No ride today, plus another slow news day has me going back again to the Great Adventure, Anne’s and my big bicycle trip of 1982.  We rode for five months and in the middle of it all took off a month to lounge around the Cabin.  The highlight of that month off was the wedding of Anne and Bill.  One of the other highlights of that month was our Agawa Canyon train ride. 

The train left the station early, well at least early for us at the time, eight AM.  We had to get up and bike to the train station and be there about seven, when the train started boarding.  It was about 15 miles to get there.  About a mile of that route was over the International Bridge to Canada, followed immediately by Canadian customs.  Anyway we made it on time and the train left on time. 

The first of numerous milestones (or more accurately, wooden mile plaques) rolled by, as a reminder that we were beginning a journey that would take us 114 miles north into the Canadian wilderness.  We passed many lakes and rivers along the way (see today’s header), as well as granite rock formations through which the train appeared to barely squeeze.  For many miles, we were hemmed in on one side and then the other by trees.  But somewhere along the line, the train shot out into the open and tore along tracks supported by giant trestles that soar hundreds of feet above the valley bellow and then stopped for a photo-op.  On either side, wide expanses of lakes and forests stretched as far as the eye could see.  It is easy to understand why these vistas and panoramas inspired some of the leading Canadian artists (including the famous Group of Seven) to create some of Canada’s most notable landscape art.

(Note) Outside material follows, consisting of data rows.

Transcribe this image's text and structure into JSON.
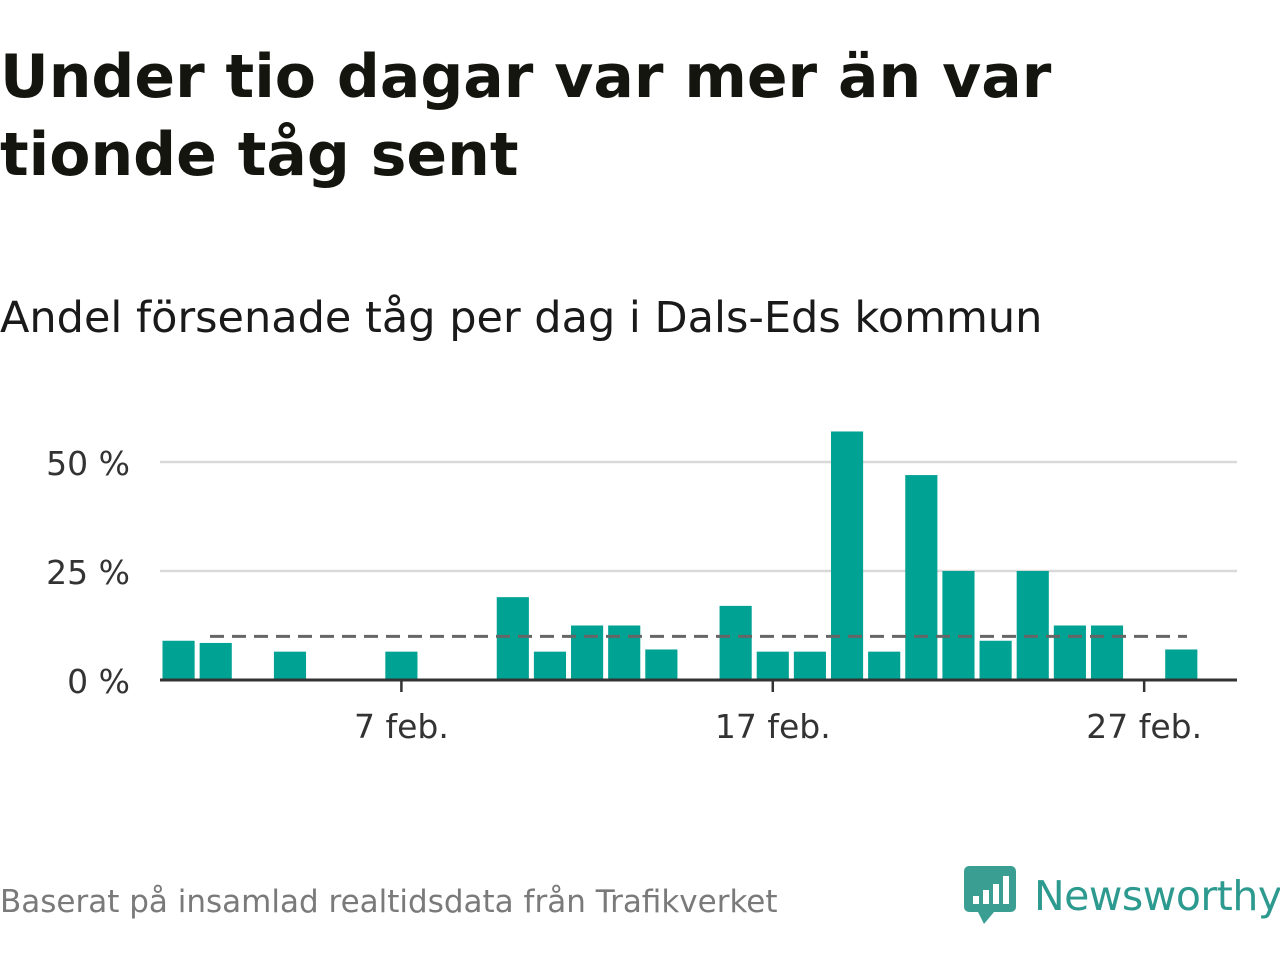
{
  "title": "Under tio dagar var mer än var tionde tåg sent",
  "subtitle": "Andel försenade tåg per dag i Dals-Eds kommun",
  "footer": "Baserat på insamlad realtidsdata från Trafikverket",
  "brand": {
    "name": "Newsworthy",
    "icon": "newsworthy-logo-icon",
    "color": "#2d9a8f"
  },
  "chart_data": {
    "type": "bar",
    "x": [
      1,
      2,
      3,
      4,
      5,
      6,
      7,
      8,
      9,
      10,
      11,
      12,
      13,
      14,
      15,
      16,
      17,
      18,
      19,
      20,
      21,
      22,
      23,
      24,
      25,
      26,
      27,
      28
    ],
    "values": [
      9,
      8.5,
      0,
      6.5,
      0,
      0,
      6.5,
      0,
      0,
      19,
      6.5,
      12.5,
      12.5,
      7,
      0,
      17,
      6.5,
      6.5,
      57,
      6.5,
      47,
      25,
      9,
      25,
      12.5,
      12.5,
      0,
      7
    ],
    "reference_line": {
      "value": 10,
      "style": "dashed",
      "color": "#666666"
    },
    "yticks": [
      0,
      25,
      50
    ],
    "ytick_labels": [
      "0 %",
      "25 %",
      "50 %"
    ],
    "xtick_positions": [
      7,
      17,
      27
    ],
    "xtick_labels": [
      "7 feb.",
      "17 feb.",
      "27 feb."
    ],
    "ylim": [
      0,
      60
    ],
    "xlim": [
      0.5,
      29.5
    ],
    "grid": true,
    "bar_color": "#00a293"
  }
}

Just after noon, we coasted 500 feet down to the park situated on the floor of the Agawa Canyon, where we stayed for almost two hours.  There was time sit down for a boxed lunch that we had bought from the railway and to follow a couple of short trails.  We grabbed our camera and followed the two trails one after the other: the Beaver Falls Trail and the Bridal Veil Falls Trail.  Above, Anne is pictured standing in front of the Bridal Veil Falls.  The falls were beautiful and very photogenic.  We also climbed up over 300 stairs to the breathtaking lookout platform, perched 250 feet above the tracks, the following picture was taken there.

agawa

After two hours we re-boarded the train and headed back.  The dawn launch, the fresh air, lunch and the rocking of the train conspired to make us sleepy, so we napped on the way back.  We re-boarded our bikes, braved the bridge again and this time American customs and rode back to the Cabin.  In the intervening years we went back and rode the train again, this time with the Boyz of Noize.  We followed the same format as before, enjoyed the train ride on the way up, exploded out of the train at the lunch stop and slept on the way back.